BoevaLab / FREEC

Control-FREEC: Copy number and genotype annotation in whole genome and whole exome sequencing data
153 stars 49 forks source link

Understanding _ratio.txt and _BAF.txt for counting informative markers #146

Open kmavrommatis opened 4 months ago

kmavrommatis commented 4 months ago

Hi, I am trying to understand the contents of the files Freec produces and count the number of SNPs used as markers for each segment. My intention is to pass the output of FREEC to GISTIC for a cohort analysis.

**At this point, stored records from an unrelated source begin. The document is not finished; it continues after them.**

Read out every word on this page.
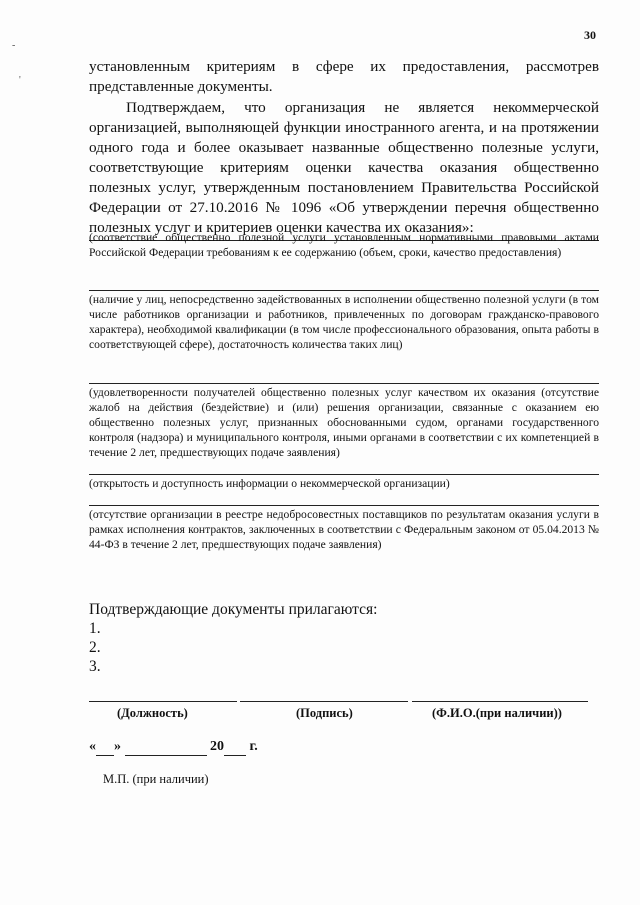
30
-
'
установленным критериям в сфере их предоставления, рассмотрев представленные документы.
Подтверждаем, что организация не является некоммерческой организацией, выполняющей функции иностранного агента, и на протяжении одного года и более оказывает названные общественно полезные услуги, соответствующие критериям оценки качества оказания общественно полезных услуг, утвержденным постановлением Правительства Российской Федерации от 27.10.2016 № 1096 «Об утверждении перечня общественно полезных услуг и критериев оценки качества их оказания»:
(соответствие общественно полезной услуги установленным нормативными правовыми актами Российской Федерации требованиям к ее содержанию (объем, сроки, качество предоставления)
(наличие у лиц, непосредственно задействованных в исполнении общественно полезной услуги (в том числе работников организации и работников, привлеченных по договорам гражданско-правового характера), необходимой квалификации (в том числе профессионального образования, опыта работы в соответствующей сфере), достаточность количества таких лиц)
(удовлетворенности получателей общественно полезных услуг качеством их оказания (отсутствие жалоб на действия (бездействие) и (или) решения организации, связанные с оказанием ею общественно полезных услуг, признанных обоснованными судом, органами государственного контроля (надзора) и муниципального контроля, иными органами в соответствии с их компетенцией в течение 2 лет, предшествующих подаче заявления)
(открытость и доступность информации о некоммерческой организации)
(отсутствие организации в реестре недобросовестных поставщиков по результатам оказания услуги в рамках исполнения контрактов, заключенных в соответствии с Федеральным законом от 05.04.2013 № 44-ФЗ в течение 2 лет, предшествующих подаче заявления)
Подтверждающие документы прилагаются:
1.
2.
3.
(Должность)	(Подпись)	(Ф.И.О.(при наличии))
« »	20 г.
М.П. (при наличии)
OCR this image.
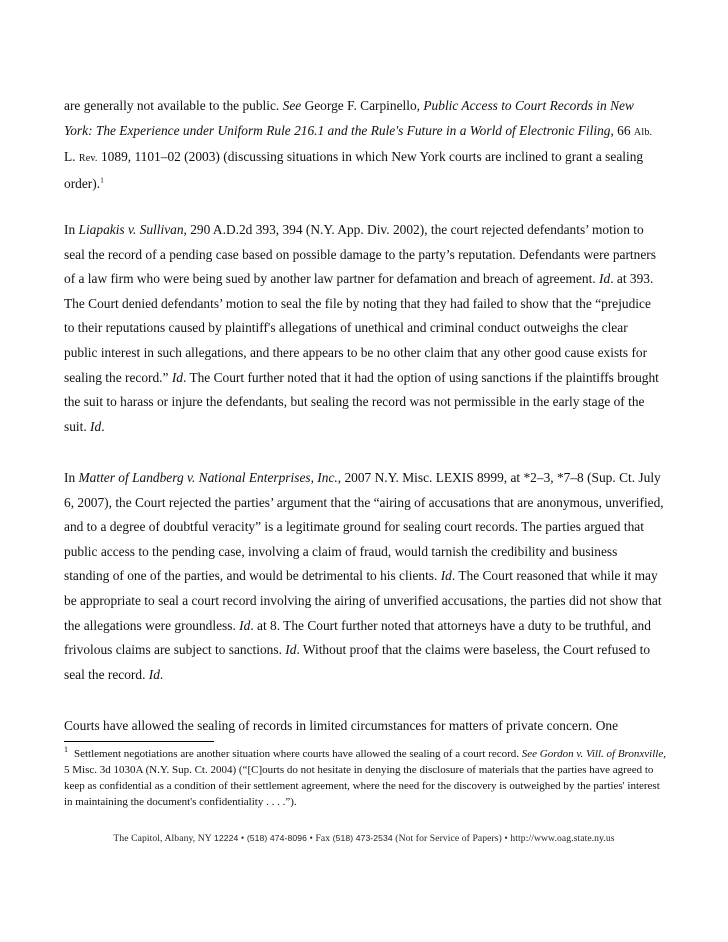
are generally not available to the public. See George F. Carpinello, Public Access to Court Records in New York: The Experience under Uniform Rule 216.1 and the Rule's Future in a World of Electronic Filing, 66 Alb. L. Rev. 1089, 1101–02 (2003) (discussing situations in which New York courts are inclined to grant a sealing order).$^1$

In Liapakis v. Sullivan, 290 A.D.2d 393, 394 (N.Y. App. Div. 2002), the court rejected defendants’ motion to seal the record of a pending case based on possible damage to the party’s reputation. Defendants were partners of a law firm who were being sued by another law partner for defamation and breach of agreement. Id. at 393. The Court denied defendants’ motion to seal the file by noting that they had failed to show that the “prejudice to their reputations caused by plaintiff's allegations of unethical and criminal conduct outweighs the clear public interest in such allegations, and there appears to be no other claim that any other good cause exists for sealing the record.” Id. The Court further noted that it had the option of using sanctions if the plaintiffs brought the suit to harass or injure the defendants, but sealing the record was not permissible in the early stage of the suit. Id.

In Matter of Landberg v. National Enterprises, Inc., 2007 N.Y. Misc. LEXIS 8999, at *2–3, *7–8 (Sup. Ct. July 6, 2007), the Court rejected the parties’ argument that the “airing of accusations that are anonymous, unverified, and to a degree of doubtful veracity” is a legitimate ground for sealing court records. The parties argued that public access to the pending case, involving a claim of fraud, would tarnish the credibility and business standing of one of the parties, and would be detrimental to his clients. Id. The Court reasoned that while it may be appropriate to seal a court record involving the airing of unverified accusations, the parties did not show that the allegations were groundless. Id. at 8. The Court further noted that attorneys have a duty to be truthful, and frivolous claims are subject to sanctions. Id. Without proof that the claims were baseless, the Court refused to seal the record. Id.

Courts have allowed the sealing of records in limited circumstances for matters of private concern. One

$^1$ Settlement negotiations are another situation where courts have allowed the sealing of a court record. See Gordon v. Vill. of Bronxville, 5 Misc. 3d 1030A (N.Y. Sup. Ct. 2004) (“[C]ourts do not hesitate in denying the disclosure of materials that the parties have agreed to keep as confidential as a condition of their settlement agreement, where the need for the discovery is outweighed by the parties' interest in maintaining the document's confidentiality . . . .”).
The Capitol, Albany, NY 12224 • (518) 474-8096 • Fax (518) 473-2534 (Not for Service of Papers) • http://www.oag.state.ny.us
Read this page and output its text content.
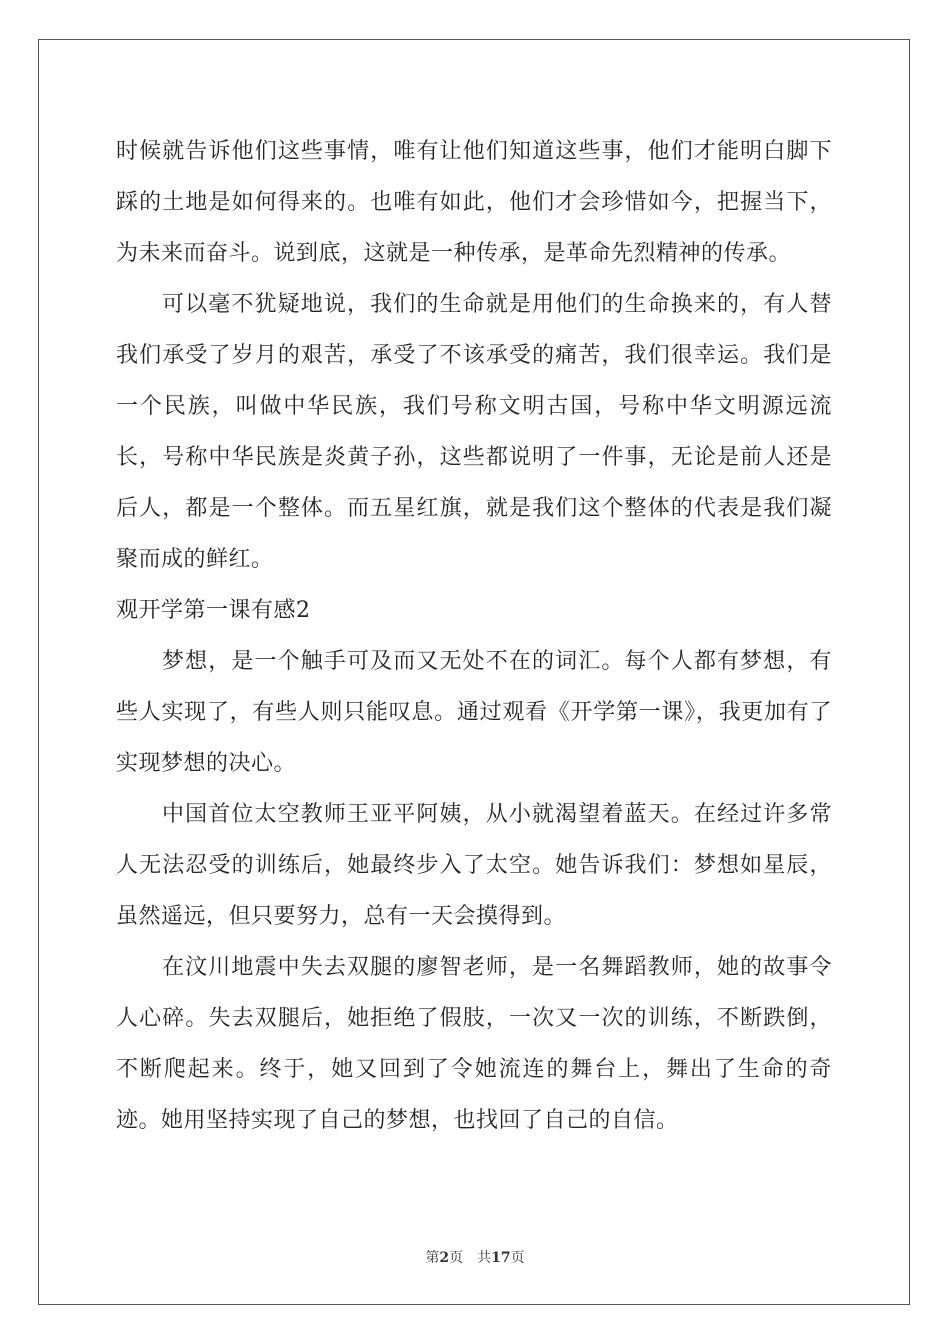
时候就告诉他们这些事情，唯有让他们知道这些事，他们才能明白脚下踩的土地是如何得来的。也唯有如此，他们才会珍惜如今，把握当下，为未来而奋斗。说到底，这就是一种传承，是革命先烈精神的传承。

可以毫不犹疑地说，我们的生命就是用他们的生命换来的，有人替我们承受了岁月的艰苦，承受了不该承受的痛苦，我们很幸运。我们是一个民族，叫做中华民族，我们号称文明古国，号称中华文明源远流长，号称中华民族是炎黄子孙，这些都说明了一件事，无论是前人还是后人，都是一个整体。而五星红旗，就是我们这个整体的代表是我们凝聚而成的鲜红。

观开学第一课有感2

梦想，是一个触手可及而又无处不在的词汇。每个人都有梦想，有些人实现了，有些人则只能叹息。通过观看《开学第一课》，我更加有了实现梦想的决心。

中国首位太空教师王亚平阿姨，从小就渴望着蓝天。在经过许多常人无法忍受的训练后，她最终步入了太空。她告诉我们：梦想如星辰，虽然遥远，但只要努力，总有一天会摸得到。

在汶川地震中失去双腿的廖智老师，是一名舞蹈教师，她的故事令人心碎。失去双腿后，她拒绝了假肢，一次又一次的训练，不断跌倒，不断爬起来。终于，她又回到了令她流连的舞台上，舞出了生命的奇迹。她用坚持实现了自己的梦想，也找回了自己的自信。

第2页 共17页
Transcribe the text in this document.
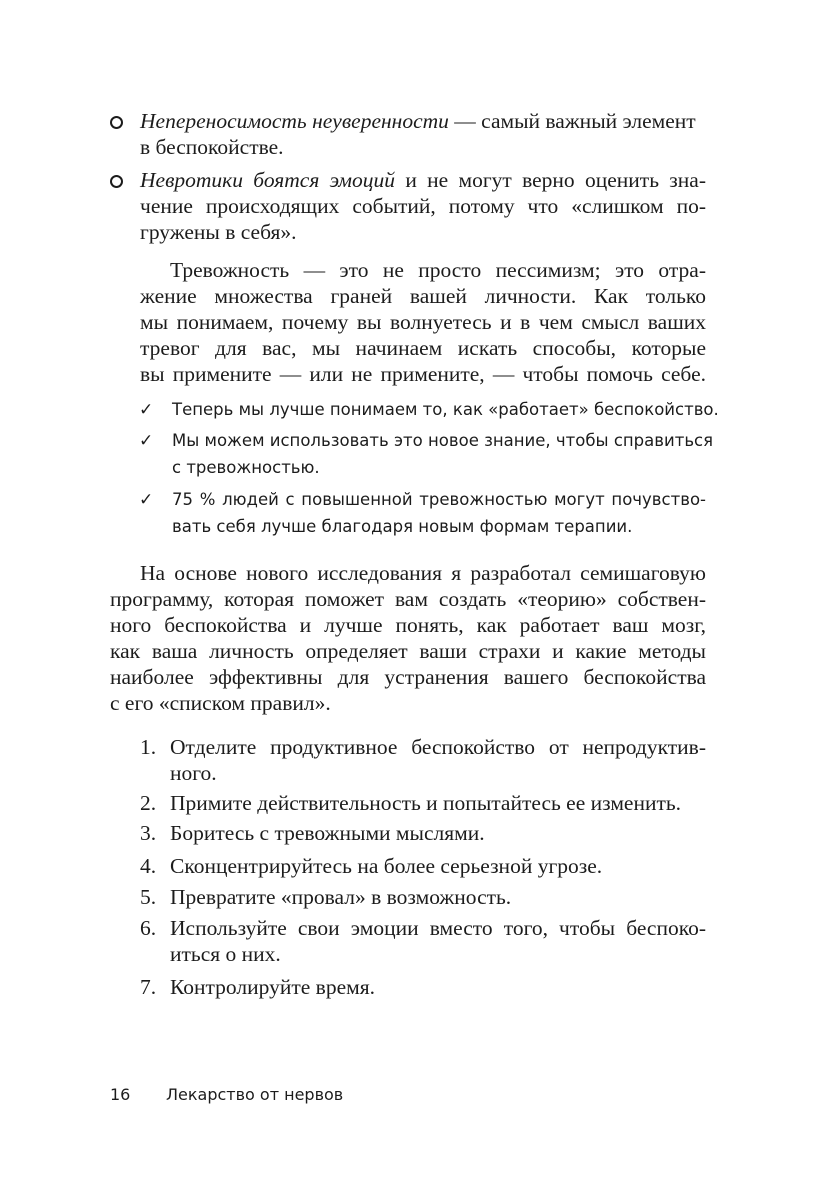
Непереносимость неуверенности — самый важный элемент
в беспокойстве.
Невротики боятся эмоций и не могут верно оценить зна-
чение происходящих событий, потому что «слишком по-
гружены в себя».
Тревожность — это не просто пессимизм; это отра-
жение множества граней вашей личности. Как только
мы понимаем, почему вы волнуетесь и в чем смысл ваших
тревог для вас, мы начинаем искать способы, которые
вы примените — или не примените, — чтобы помочь себе.
✓ Теперь мы лучше понимаем то, как «работает» беспокойство.
✓ Мы можем использовать это новое знание, чтобы справиться
с тревожностью.
✓ 75 % людей с повышенной тревожностью могут почувство-
вать себя лучше благодаря новым формам терапии.
На основе нового исследования я разработал семишаговую
программу, которая поможет вам создать «теорию» собствен-
ного беспокойства и лучше понять, как работает ваш мозг,
как ваша личность определяет ваши страхи и какие методы
наиболее эффективны для устранения вашего беспокойства
с его «списком правил».
1. Отделите продуктивное беспокойство от непродуктив-
ного.
2. Примите действительность и попытайтесь ее изменить.
3. Боритесь с тревожными мыслями.
4. Сконцентрируйтесь на более серьезной угрозе.
5. Превратите «провал» в возможность.
6. Используйте свои эмоции вместо того, чтобы беспоко-
иться о них.
7. Контролируйте время.
16 Лекарство от нервов
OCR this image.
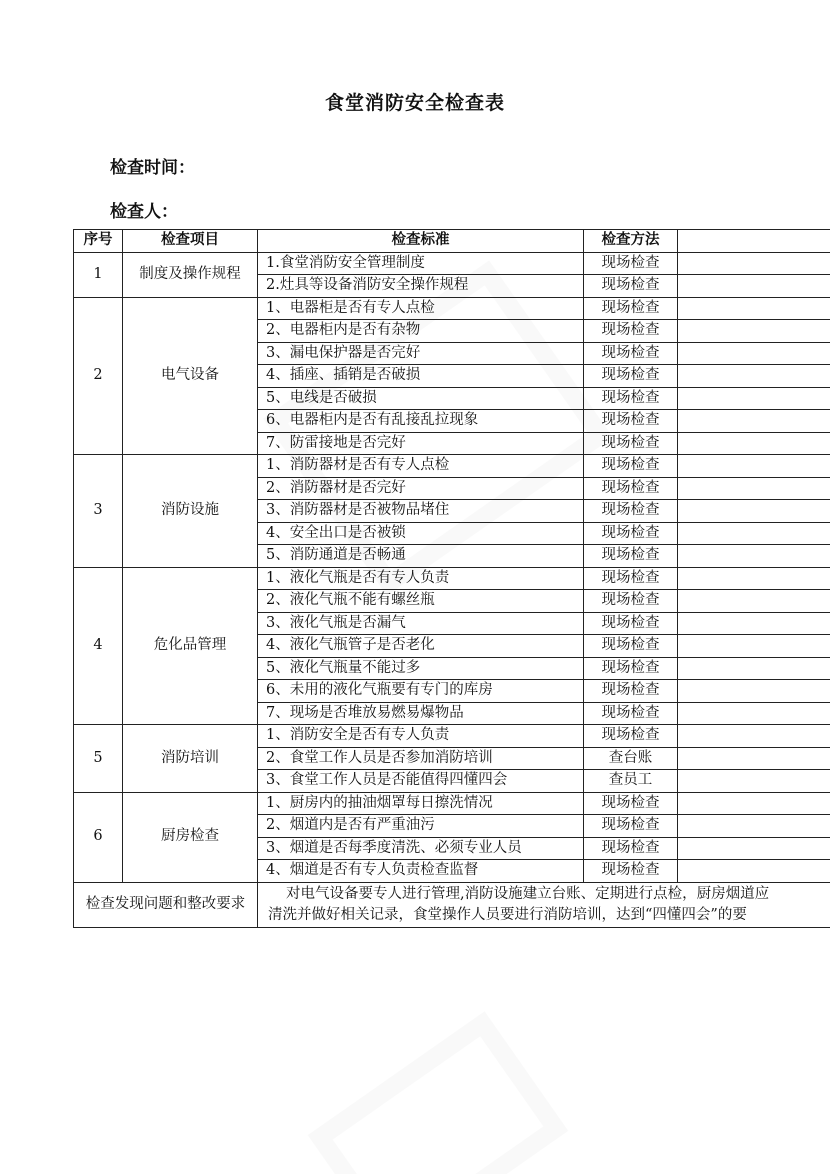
食堂消防安全检查表
检查时间：
检查人：
序号	检查项目	检查标准	检查方法	
1	制度及操作规程	1.食堂消防安全管理制度	现场检查	
		2.灶具等设备消防安全操作规程	现场检查	
2	电气设备	1、电器柜是否有专人点检	现场检查	
		2、电器柜内是否有杂物	现场检查	
		3、漏电保护器是否完好	现场检查	
		4、插座、插销是否破损	现场检查	
		5、电线是否破损	现场检查	
		6、电器柜内是否有乱接乱拉现象	现场检查	
		7、防雷接地是否完好	现场检查	
3	消防设施	1、消防器材是否有专人点检	现场检查	
		2、消防器材是否完好	现场检查	
		3、消防器材是否被物品堵住	现场检查	
		4、安全出口是否被锁	现场检查	
		5、消防通道是否畅通	现场检查	
4	危化品管理	1、液化气瓶是否有专人负责	现场检查	
		2、液化气瓶不能有螺丝瓶	现场检查	
		3、液化气瓶是否漏气	现场检查	
		4、液化气瓶管子是否老化	现场检查	
		5、液化气瓶量不能过多	现场检查	
		6、未用的液化气瓶要有专门的库房	现场检查	
		7、现场是否堆放易燃易爆物品	现场检查	
5	消防培训	1、消防安全是否有专人负责	现场检查	
		2、食堂工作人员是否参加消防培训	查台账	
		3、食堂工作人员是否能值得四懂四会	查员工	
6	厨房检查	1、厨房内的抽油烟罩每日擦洗情况	现场检查	
		2、烟道内是否有严重油污	现场检查	
		3、烟道是否每季度清洗、必须专业人员	现场检查	
		4、烟道是否有专人负责检查监督	现场检查	
检查发现问题和整改要求		对电气设备要专人进行管理,消防设施建立台账、定期进行点检，厨房烟道应
清洗并做好相关记录，食堂操作人员要进行消防培训，达到“四懂四会”的要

Based on my understanding, the file _BAF.txt contains the information for each of the SNPs found in the public SNP database, e.g. dbsnp. The file _ratio.txt contains the information for each exon region (target interval). I noticed the script FREEC_ratio2Absolute.R seems to be using the _ratio.txt file to produce an ouput similar to Absolute, but the column Num_probes corresponds to the number of exon regions, not the number of SNPs,

If we want to count the number of SNPs (markers) that were used for each segment call we should count the number of informative SNPs in the _BAF.txt file, i.e the SNPs that have uncertainty > -1, is this correct?

Thanks in advance for your help

valeu commented 4 months ago

Hi, SNPs are only used for BAF estimates, not to call CNAs.. there, each exon (or window for WGS) is used as one point.. Not a SNP. This is why I output the number of exons to Absolute. And to me, all your points seem to be correct.